Domino theory haunts Congress
It is embarrassing enough for the Congress when a UPA ally looks into the barrel of the anti-corruption gun. Now, one after the other, serving and erstwhile Union ministers from the Congress are turning up in the crosshairs of civil rights activists and media exposes.
Salman Khurshid and Virbhadra Singh are the latest in a series of ministers that includes Subodh Kant Sahay and Sriprakash Jaiswal accused of graft.

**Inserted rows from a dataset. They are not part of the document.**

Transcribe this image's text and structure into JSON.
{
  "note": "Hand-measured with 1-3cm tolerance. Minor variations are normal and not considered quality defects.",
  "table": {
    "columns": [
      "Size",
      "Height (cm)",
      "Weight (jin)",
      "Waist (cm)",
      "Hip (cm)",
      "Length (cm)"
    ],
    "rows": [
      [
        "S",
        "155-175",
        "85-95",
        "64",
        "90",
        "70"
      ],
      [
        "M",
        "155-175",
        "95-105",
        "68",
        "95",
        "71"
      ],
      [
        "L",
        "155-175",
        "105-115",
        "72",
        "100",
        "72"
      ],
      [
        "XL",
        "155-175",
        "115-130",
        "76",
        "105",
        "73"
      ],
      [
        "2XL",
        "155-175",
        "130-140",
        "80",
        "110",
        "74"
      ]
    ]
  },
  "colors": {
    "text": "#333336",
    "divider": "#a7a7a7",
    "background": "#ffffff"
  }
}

The political price the Congress will have to pay will at least equal, if not exceed, the relative stature or clout of the leaders in question. In case of an ally, the party could always turn around and cite coalition dharma—the pathos of a virtuous party having to suffer its not-so-ethical partners in the national interest. Now that comforting veil is gone. Tearing at it are civil rights activists like Arvind Kejriwal—he has chosen issues concerning government corruption to establish his yet-to-be-born political party. The battle for 2014 is getting murkier—with the stink raised by Robert Vadra’s purported dealings with DLF—and it will be hard for the Congress to restore its pristine image crafted during UPA I. The results of this “negativity’’ may be evident soon enough. The Himachal and Gujarat polls are around the corner and at this rate, and if Sharad Pawar is to be believed, general elections may not be too far away.
The problem for the Congress is manifold. All three ministers under a cloud are significant players in the states they represent. The suave Khurshid, while not exactly being an electrifying mass leader, is seen as the party’s most high-profile face in Uttar Pradesh. It being alleged that an NGO, the Zakir Husain Memorial Trust run by the Khurshids (Salman is the chairman and his wife the project director) is active only on “forged’’ papers. The charge against Khurshid, if its sticks, looks to be potentially the most shaming of the lot—no wonder activist-politician Arvind Kejriwal has made it a cornerstone of his campaign against corruption in big places despite the small numbers involved.
The Union Law Minister and his wife Louise allegedly availed Central funds for the disabled—to the tune of Rs 68 lakh—on the basis of forged signatures of state government officials. That too, for disabled welfare camps ostensibly held by their trust that never took place.
But where was the irregularities first detected? At the Union Social Justice Ministry headed by another Congressman, Mukul Wasnik. After the initial flurry of charges, denial and defamation case threat from Khurshid, a CAG inspection report turned up in the media. According to the report, the expenses claimed to have been incurred by the trust on items like tricycles and hearing aids were distributed to the handicapped was falsified.